In sixth grade it seemed like every African American magazine I looked at featured Just For Me or PCJ hair relaxers. I loved looking at the little girls with straightened hair. Finally, I convinced my mom to relax my hair. From this point on I began to get relaxers each year.
In eighth grade, my hair became damaged from one of my mom's at-home relaxer applications. It was so bad that I remembered having a significantly shorter amount of hair on one side of my head, in comparison to the rest of my head. This did not stop me from getting relaxers. All throughout high school and college, I had my hair relaxed. One thing that baffled me was each time that my hair was relaxed, it was straight. Bone straight. But then when it was washed, it would sort of revert back to its normal state. It was as though my hair didn't "take" relaxers. Still, this didn't stop my desire to have my hair relaxed.
|Damaged hair college days :(|
In college, one of my friend's who happened to live next door to me told me about how she stopped getting relaxers.
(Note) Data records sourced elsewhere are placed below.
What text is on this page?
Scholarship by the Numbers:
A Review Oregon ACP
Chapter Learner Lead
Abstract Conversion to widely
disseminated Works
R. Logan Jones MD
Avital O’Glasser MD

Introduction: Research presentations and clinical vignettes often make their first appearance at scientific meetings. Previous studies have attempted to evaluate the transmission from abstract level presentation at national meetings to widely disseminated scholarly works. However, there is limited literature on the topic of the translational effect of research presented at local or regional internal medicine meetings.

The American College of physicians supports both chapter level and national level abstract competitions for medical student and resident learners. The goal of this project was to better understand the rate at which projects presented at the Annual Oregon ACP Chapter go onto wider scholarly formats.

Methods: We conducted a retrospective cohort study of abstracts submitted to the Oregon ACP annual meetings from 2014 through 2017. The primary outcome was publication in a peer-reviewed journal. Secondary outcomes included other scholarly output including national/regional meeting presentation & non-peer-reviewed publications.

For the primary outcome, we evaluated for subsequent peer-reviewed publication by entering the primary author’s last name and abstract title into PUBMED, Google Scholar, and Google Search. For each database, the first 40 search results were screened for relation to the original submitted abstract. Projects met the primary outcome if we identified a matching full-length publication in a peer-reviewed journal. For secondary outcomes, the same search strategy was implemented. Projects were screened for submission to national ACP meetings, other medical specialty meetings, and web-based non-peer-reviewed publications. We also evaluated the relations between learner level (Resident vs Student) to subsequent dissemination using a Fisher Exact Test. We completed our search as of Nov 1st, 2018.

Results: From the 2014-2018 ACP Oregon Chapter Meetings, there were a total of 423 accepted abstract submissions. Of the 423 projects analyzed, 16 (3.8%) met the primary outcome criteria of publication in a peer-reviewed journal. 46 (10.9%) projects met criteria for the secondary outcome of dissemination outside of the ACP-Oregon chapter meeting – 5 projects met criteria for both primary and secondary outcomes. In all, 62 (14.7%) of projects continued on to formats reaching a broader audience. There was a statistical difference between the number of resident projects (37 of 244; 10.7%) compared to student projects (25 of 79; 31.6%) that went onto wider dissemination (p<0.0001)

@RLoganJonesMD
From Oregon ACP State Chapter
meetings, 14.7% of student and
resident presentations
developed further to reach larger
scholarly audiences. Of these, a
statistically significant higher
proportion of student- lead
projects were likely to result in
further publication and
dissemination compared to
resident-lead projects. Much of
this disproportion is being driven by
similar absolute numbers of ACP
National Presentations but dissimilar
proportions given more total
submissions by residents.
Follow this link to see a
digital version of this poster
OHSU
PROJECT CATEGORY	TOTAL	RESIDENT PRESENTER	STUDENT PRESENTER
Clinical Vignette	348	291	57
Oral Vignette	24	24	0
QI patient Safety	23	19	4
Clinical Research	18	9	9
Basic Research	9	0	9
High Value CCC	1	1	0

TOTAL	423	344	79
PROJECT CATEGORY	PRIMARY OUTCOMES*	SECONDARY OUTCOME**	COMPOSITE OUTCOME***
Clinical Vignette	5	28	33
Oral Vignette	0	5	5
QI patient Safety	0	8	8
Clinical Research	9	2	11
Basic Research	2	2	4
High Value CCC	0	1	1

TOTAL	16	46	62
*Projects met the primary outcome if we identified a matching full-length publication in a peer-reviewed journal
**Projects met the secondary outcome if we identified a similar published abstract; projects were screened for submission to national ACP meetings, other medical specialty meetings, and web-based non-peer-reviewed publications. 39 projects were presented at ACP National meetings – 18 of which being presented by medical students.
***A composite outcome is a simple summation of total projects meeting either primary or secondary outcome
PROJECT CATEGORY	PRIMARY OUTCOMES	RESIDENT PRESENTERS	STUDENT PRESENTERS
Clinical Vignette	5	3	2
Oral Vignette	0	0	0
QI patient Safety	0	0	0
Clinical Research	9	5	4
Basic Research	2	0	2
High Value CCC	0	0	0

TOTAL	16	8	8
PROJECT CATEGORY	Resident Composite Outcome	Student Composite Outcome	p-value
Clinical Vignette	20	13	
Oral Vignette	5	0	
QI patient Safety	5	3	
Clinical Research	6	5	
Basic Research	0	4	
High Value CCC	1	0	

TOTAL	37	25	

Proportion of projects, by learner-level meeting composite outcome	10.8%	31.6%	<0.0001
I was confused; her hair was straight. And it looked healthy. How could this be possible? She told me that she was simply "heat training" her hair, so that it would be just as straight as a relaxer. I really liked the idea of this and stopped relaxing my hair in 2005 with hopes of "heat training" my hair.
I then realized that I was getting the same results from "heat training" that I did while relaxed. It was working for me. Though I did not experience significant growth (probably because I was flat ironing my hair 2-3 times a week, or more...also I wasn't using any heat protectant at all), I was satisfied with the results. This is also what helped me to get through (what I later found out was) my long term transition.
One thing that I made sure to do was to give my hair a break each summer. And each summer I noticed that I would have a growth spurt in the length of my hair. This is because I spent my summers wearing braids (protective styling...who would've known!?) and wearing my hair in wash-n-gos. I wasn't completely satisfied with the results of my wash-n-gos, so I began to research tips for how to make my wash-n-gos work. I became addicted to watching YouTube videos and being on Forums that discussed these topics.
I then began to branch off and look at other styling ideas and became completely mesmerized by the results that women got when doing braid outs and twist outs. So much that I tried it...and I loved it!!
From that point on I began to research further and try different hair styles and became a self-professed product junky. If I saw someone using a product that gave them good results, I went out and purchased the same thing to try for myself. This trial-and-error is what helped me to build a good hair care regimen.